Más coincidencias que diferencias
Que los sistemas normativos son en gran medida dependientes de la cultura, es una eterna objeción frente a la posible exigencia de una ética filosófica, es decir, una objeción a la discusión racional sobre el significado absoluto, no relativo, de la palabra “bueno”.(continuación)

Pero esta objeción desconoce que la Ética filosófica no descansa en la ignorancia de esos hechos. Todo lo contrario. La reflexión racional sobre la cuestión de lo bueno con validez general, comenzó, precisamente, con el descubrimiento de esos hechos: en el siglo V antes de Cristo eran ya ampliamente conocidos.

Ahora bien, ¿qué abona esa búsqueda? ¿Qué es lo que mueve a aceptar que las palabras “bueno” y “malo”, bien y mal, tienen no sólo un sentido absoluto, sino un significado universalmente válido? Esta pregunta está mal planteada. No se trata, en efecto, de una suposición o de tener que aceptar algo; se trata de un conocimiento que todos poseemos, mientras no reflexionamos expresamente sobre ello.

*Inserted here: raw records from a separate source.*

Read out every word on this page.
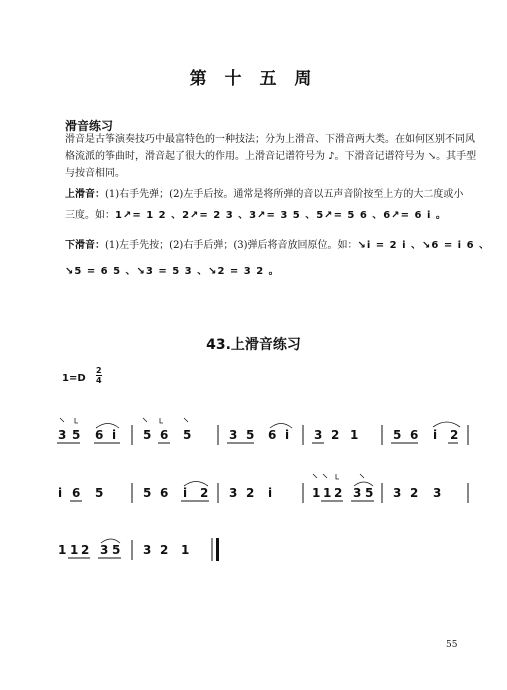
第 十 五 周
滑音练习
滑音是古筝演奏技巧中最富特色的一种技法；分为上滑音、下滑音两大类。在如何区别不同风格流派的筝曲时，滑音起了很大的作用。上滑音记谱符号为 ♪。下滑音记谱符号为 ↘。其手型与按音相同。
上滑音：(1)右手先弹；(2)左手后按。通常是将所弹的音以五声音阶按至上方的大二度或小
三度。如：1↗= 1 2 、2↗= 2 3 、3↗= 3 5 、5↗= 5 6 、6↗= 6 i 。
下滑音：(1)左手先按；(2)右手后弹；(3)弹后将音放回原位。如：↘i = 2 i 、↘6 = i 6 、
↘5 = 6 5 、↘3 = 5 3 、↘2 = 3 2 。
43.上滑音练习
1=D
2
4
3 5 6 i 5 6 5	3 5 6 i 3 2 1	5 6 i 2
i 6 5	5 6 i 2 3 2 i	1 1 2 3 5 3 2 3
1 1 2 3 5 3 2 1
55
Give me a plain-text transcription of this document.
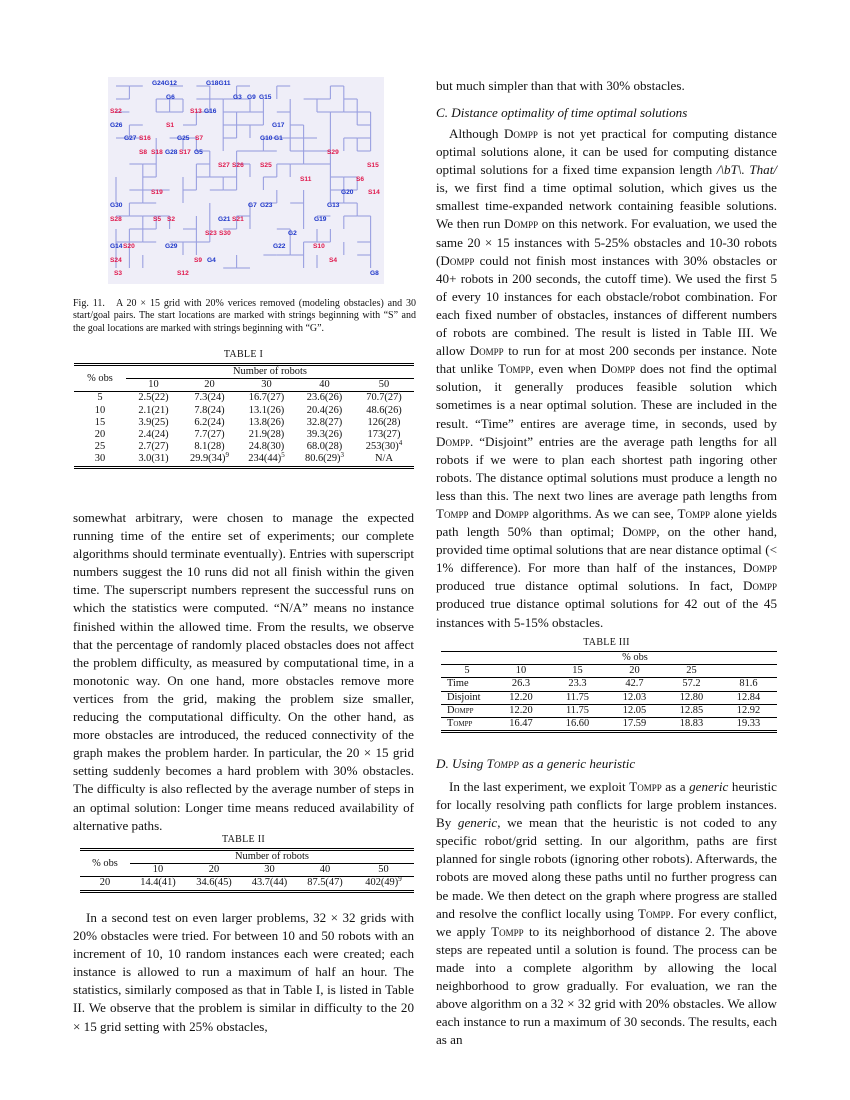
G24G12	G18G11
G6	G3 G9 G15
S22	S13 G16
G26	S1	G17
G27 S16	G25 S7	G10 G1
S8 S18 G28 S17 G5	S29
S27 S26 S25	S15
S11	S6
S19	G20 S14
G30	G7 G23	G13
S28	S5 S2	G21 S21	G19
S23 S30	G2
G14 S20	G29	G22	S10
S24	S9 G4	S4
S3	S12	G8
Fig. 11. A 20 × 15 grid with 20% verices removed (modeling obstacles) and 30 start/goal pairs. The start locations are marked with strings beginning with “S” and the goal locations are marked with strings beginning with “G”.
TABLE I
% obs	Number of robots				
	10	20	30	40	50
5	2.5(22)	7.3(24)	16.7(27)	23.6(26)	70.7(27)
10	2.1(21)	7.8(24)	13.1(26)	20.4(26)	48.6(26)
15	3.9(25)	6.2(24)	13.8(26)	32.8(27)	126(28)
20	2.4(24)	7.7(27)	21.9(28)	39.3(26)	173(27)
25	2.7(27)	8.1(28)	24.8(30)	68.0(28)	$253(30)^4$
30	3.0(31)	$29.9(34)^9$	$234(44)^5$	$80.6(29)^3$	N/A

somewhat arbitrary, were chosen to manage the expected running time of the entire set of experiments; our complete algorithms should terminate eventually). Entries with superscript numbers suggest the 10 runs did not all finish within the given time. The superscript numbers represent the successful runs on which the statistics were computed. “N/A” means no instance finished within the allowed time. From the results, we observe that the percentage of randomly placed obstacles does not affect the problem difficulty, as measured by computational time, in a monotonic way. On one hand, more obstacles remove more vertices from the grid, making the problem size smaller, reducing the computational difficulty. On the other hand, as more obstacles are introduced, the reduced connectivity of the graph makes the problem harder. In particular, the 20 × 15 grid setting suddenly becomes a hard problem with 30% obstacles. The difficulty is also reflected by the average number of steps in an optimal solution: Longer time means reduced availability of alternative paths.

TABLE II
% obs	Number of robots				
	10	20	30	40	50
20	14.4(41)	34.6(45)	43.7(44)	87.5(47)	$402(49)^9$

In a second test on even larger problems, 32 × 32 grids with 20% obstacles were tried. For between 10 and 50 robots with an increment of 10, 10 random instances each were created; each instance is allowed to run a maximum of half an hour. The statistics, similarly composed as that in Table I, is listed in Table II. We observe that the problem is similar in difficulty to the 20 × 15 grid setting with 25% obstacles,

but much simpler than that with 30% obstacles.

C. Distance optimality of time optimal solutions

Although Dompp is not yet practical for computing distance optimal solutions alone, it can be used for computing distance optimal solutions for a fixed time expansion length /\bT\. That/ is, we first find a time optimal solution, which gives us the smallest time-expanded network containing feasible solutions. We then run Dompp on this network. For evaluation, we used the same 20 × 15 instances with 5-25% obstacles and 10-30 robots (Dompp could not finish most instances with 30% obstacles or 40+ robots in 200 seconds, the cutoff time). We used the first 5 of every 10 instances for each obstacle/robot combination. For each fixed number of obstacles, instances of different numbers of robots are combined. The result is listed in Table III. We allow Dompp to run for at most 200 seconds per instance. Note that unlike Tompp, even when Dompp does not find the optimal solution, it generally produces feasible solution which sometimes is a near optimal solution. These are included in the result. “Time” entires are average time, in seconds, used by Dompp. “Disjoint” entries are the average path lengths for all robots if we were to plan each shortest path ingoring other robots. The distance optimal solutions must produce a length no less than this. The next two lines are average path lengths from Tompp and Dompp algorithms. As we can see, Tompp alone yields path length 50% than optimal; Dompp, on the other hand, provided time optimal solutions that are near distance optimal (< 1% difference). For more than half of the instances, Dompp produced true distance optimal solutions. In fact, Dompp produced true distance optimal solutions for 42 out of the 45 instances with 5-15% obstacles.

TABLE III
	% obs				
5	10	15	20	25	
Time	26.3	23.3	42.7	57.2	81.6
Disjoint	12.20	11.75	12.03	12.80	12.84
Dompp	12.20	11.75	12.05	12.85	12.92
Tompp	16.47	16.60	17.59	18.83	19.33
D. Using Tompp as a generic heuristic

In the last experiment, we exploit Tompp as a generic heuristic for locally resolving path conflicts for large problem instances. By generic, we mean that the heuristic is not coded to any specific robot/grid setting. In our algorithm, paths are first planned for single robots (ignoring other robots). Afterwards, the robots are moved along these paths until no further progress can be made. We then detect on the graph where progress are stalled and resolve the conflict locally using Tompp. For every conflict, we apply Tompp to its neighborhood of distance 2. The above steps are repeated until a solution is found. The process can be made into a complete algorithm by allowing the local neighborhood to grow gradually. For evaluation, we ran the above algorithm on a 32 × 32 grid with 20% obstacles. We allow each instance to run a maximum of 30 seconds. The results, each as an
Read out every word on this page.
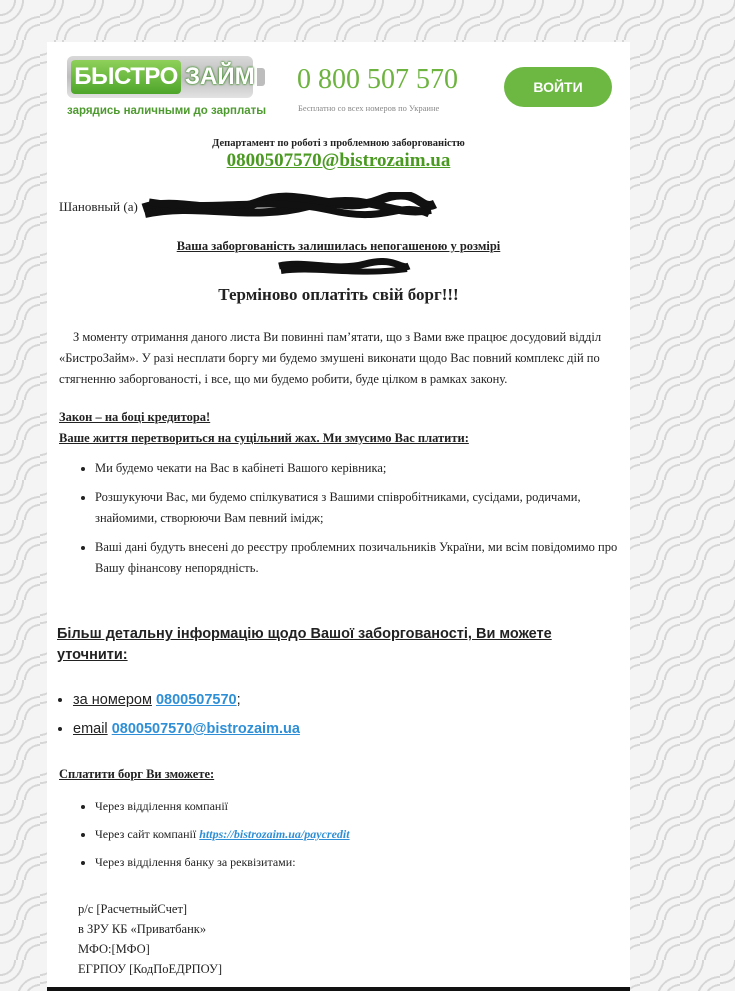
БЫСТРО ЗАЙМ
зарядись наличными до зарплаты
0 800 507 570
Бесплатно со всех номеров по Украине
ВОЙТИ
Департамент по роботі з проблемною заборгованістю
0800507570@bistrozaim.ua
Шановный (а)
Ваша заборгованість залишилась непогашеною у розмірі
Терміново оплатіть свій борг!!!
З моменту отримання даного листа Ви повинні пам’ятати, що з Вами вже працює досудовий відділ «БистроЗайм». У разі несплати боргу ми будемо змушені виконати щодо Вас повний комплекс дій по стягненню заборгованості, і все, що ми будемо робити, буде цілком в рамках закону.
Закон – на боці кредитора!
Ваше життя перетвориться на суцільний жах. Ми змусимо Вас платити:
• Ми будемо чекати на Вас в кабінеті Вашого керівника;
• Розшукуючи Вас, ми будемо спілкуватися з Вашими співробітниками, сусідами, родичами, знайомими, створюючи Вам певний імідж;
• Ваші дані будуть внесені до реєстру проблемних позичальників України, ми всім повідомимо про Вашу фінансову непорядність.
Більш детальну інформацію щодо Вашої заборгованості, Ви можете уточнити:
• за номером 0800507570;
• email 0800507570@bistrozaim.ua
Сплатити борг Ви зможете:
• Через відділення компанії
• Через сайт компанії https://bistrozaim.ua/paycredit
• Через відділення банку за реквізитами:
р/с [РасчетныйСчет]
в ЗРУ КБ «Приватбанк»
МФО:[МФО]
ЕГРПОУ [КодПоЕДРПОУ]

Si oímos que unos padres tratan cruelmente a un niño porque se ha hecho por descuido (pis) en la cama, no juzgamos que esa manera de proceder sea satisfactoria y por tanto “buena” para los padres, y “mala” por el contrario para el niño; sino que desaprobamos sin más el proceder de los padres, ya que nos parece malo en un sentido absoluto que los padres hagan algo que es malo para el niño. Y si oímos que una cultura acostumbra a hacer esto, juzgamos entonces que una sociedad tiene una mala costumbre. Y cuando un hombre se comporta como el polaco P. Maximiliano Kolbe que se ofrece libremente al bunker de hambre de Auschwitz para, a cambio, salvar a un padre de familia, no pensamos que lo que fue bueno para el padre de familia y malo para el Padre Kolbe sea, considerado en abstracto, una acción indiferente, sino que en ella vemos a un hombre que ha salvado el honor del género humano que sus asesinos habían deshonrado. La admiración surge allí donde se cuente la historia de este hombre, sea entre nosotros, o sea entre los pigmeos de Australia. Ahora bien, no necesitamos buscar casos tan dramáticos y excepcionales. Las coincidencias en las ideas morales de las distintas épocas son mayores de lo que comúnmente se cree.
Sencillamente, estamos sometidos de modo habitual a un error de óptica. Las diferencias nos llaman más la atención porque las coincidencias son evidentes. En todas las culturas existen deberes de los padres hacia los hijos y de los hijos hacia los padres. Por doquier se ve la gratitud como un valor, se aprecia la magnanimidad y se desprecia al avaro; casi universalmente rige la imparcialidad como una virtud del juez, y el valor como una virtud del guerrero. La objeción que se hace de que se trata de normas triviales, que además se deducen fácilmente por su utilidad biológica y social, no es ninguna objeción. Para quien tiene una idea de lo que es el hombre, las leyes morales generales que pertenecen al hombre serán naturalmente algo trivial; y lo mismo decir que sus consecuencias son útiles para el género humano.

¿Cómo podría resultar razonable para el hombre una norma cuyas consecuencias produjeran daños generales? Lo decisivo es que el fundamento para nuestra valoración no es la utilidad social o biológica; lo decisivo es que la moralidad, es decir, lo bueno moralmente, no se define así. Daríamos también valor al proceder del P. Kolbe aunque el padre de familia hubiera perdido la vida al día siguiente; y un gesto de amistad, de agradecimiento, sería algo bueno aunque mañana el mundo se fuera a pique. La experiencia de estas coincidencias morales dominantes en las diversas culturas, de una parte, y el carácter inmediato con que se produce nuestra valoración absoluta de algunos comportamientos de otra, justifican el esfuerzo teórico de dar razón de la norma común, absoluta, de una vida recta.